A l’étage du 9 place des Vosges, l’Académie d’Architecture a fait salle comble. L’invité, en ce 20 septembre 2012, était de marque : Eduardo Souto de Moura. L’architecte portugais, couronné du Pritzker Prize en 2011, a présenté dans un français parfait une actualité méconnue à une assemblée conquise. De l’ombre à la lumière, an 1.
In fine, la belle surprise en 2011 que cet homme de l’art à mille lieues de toute architecture communicante ! En 2011, quid de son nom ? Quid de son oeuvre ?
Un an plus tard, ce ne sont finalement que les images du dossier de presse de la fondation Pritzker qui continuent de circuler. Quelle actualité pour ce digne représentant de l’Ecole de Porto ?
Pour satisfaire la curiosité, direction l’Académie d’Architecture. Eduardo Souto de Moura débute son exposé par la Chine.
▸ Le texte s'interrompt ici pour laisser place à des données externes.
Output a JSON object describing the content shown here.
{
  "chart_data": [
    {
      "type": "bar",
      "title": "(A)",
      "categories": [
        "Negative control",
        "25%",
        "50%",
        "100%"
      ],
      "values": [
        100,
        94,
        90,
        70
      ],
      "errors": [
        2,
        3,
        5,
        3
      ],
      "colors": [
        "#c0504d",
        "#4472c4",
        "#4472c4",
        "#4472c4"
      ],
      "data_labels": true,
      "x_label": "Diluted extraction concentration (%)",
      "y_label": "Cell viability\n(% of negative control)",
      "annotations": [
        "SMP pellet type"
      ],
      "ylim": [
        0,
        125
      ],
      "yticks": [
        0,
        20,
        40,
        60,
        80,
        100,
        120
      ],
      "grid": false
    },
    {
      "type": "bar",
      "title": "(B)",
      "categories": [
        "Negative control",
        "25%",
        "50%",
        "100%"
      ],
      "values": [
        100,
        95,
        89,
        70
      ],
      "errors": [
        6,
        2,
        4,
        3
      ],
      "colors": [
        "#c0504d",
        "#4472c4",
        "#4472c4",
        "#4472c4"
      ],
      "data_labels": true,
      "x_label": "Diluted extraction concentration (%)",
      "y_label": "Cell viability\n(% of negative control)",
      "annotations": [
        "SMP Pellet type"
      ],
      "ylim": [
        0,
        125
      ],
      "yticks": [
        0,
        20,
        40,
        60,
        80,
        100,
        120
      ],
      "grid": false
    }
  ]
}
La célébrité, du nom à la marque ? A l’image, des tours suspectes.
Les démons de la mondialisation et du star-system et voilà Eduardo Souto de Moura là où d’aucuns l’attendaient sans doute.
Ainsi, pour faire valoir un projet de tours en Chine, les recettes, calquées sur les KPF, SOM et consorts, sont les mêmes. Pour faire avaler la modernité, quelques chinoiseries symboliques. «La tour est un objet, autant qu’un paquet de cigarettes. Il faut lui donner une atmosphère chinoise. Aussi, j’ai lu des livres sur les temples et les jardins», explique le Pritzker.
Les diapositives se succèdent : un carré, un cercle, un octogone. Le plan est trouvé. Reste la volonté «d’être contemporain».
Autre photographie, un bonze, en prière, mains jointes. «J’ai d’abord pensé à une attitude chrétienne», sourit l’architecte. Trahison des images.
L’homme de l’art prend un malin plaisir à tromper son auditoire et l’image était en fait volontairement inversée ; le moine est en posture peu catholique, suspendu, pieds au plafond. Le gratte-ciel chinois, aux allures de pagode, est, par voie de conséquence, inversé. Un gratte-terre ?
«Je libère de la surface au sol et les étages les plus élevés sont les plus vastes et aussi les plus chers». Pas fou, l’architecte.
«Le problème de la tour, ce sont les surfaces et les proportions», soutient-il. Aussi, de par leurs profondeurs, les tours sont évidées. Le noyau ? «Les ascenseurs doivent être verticaux, j’essaye autre chose», sourit-il.
La Chine, autre chose donc.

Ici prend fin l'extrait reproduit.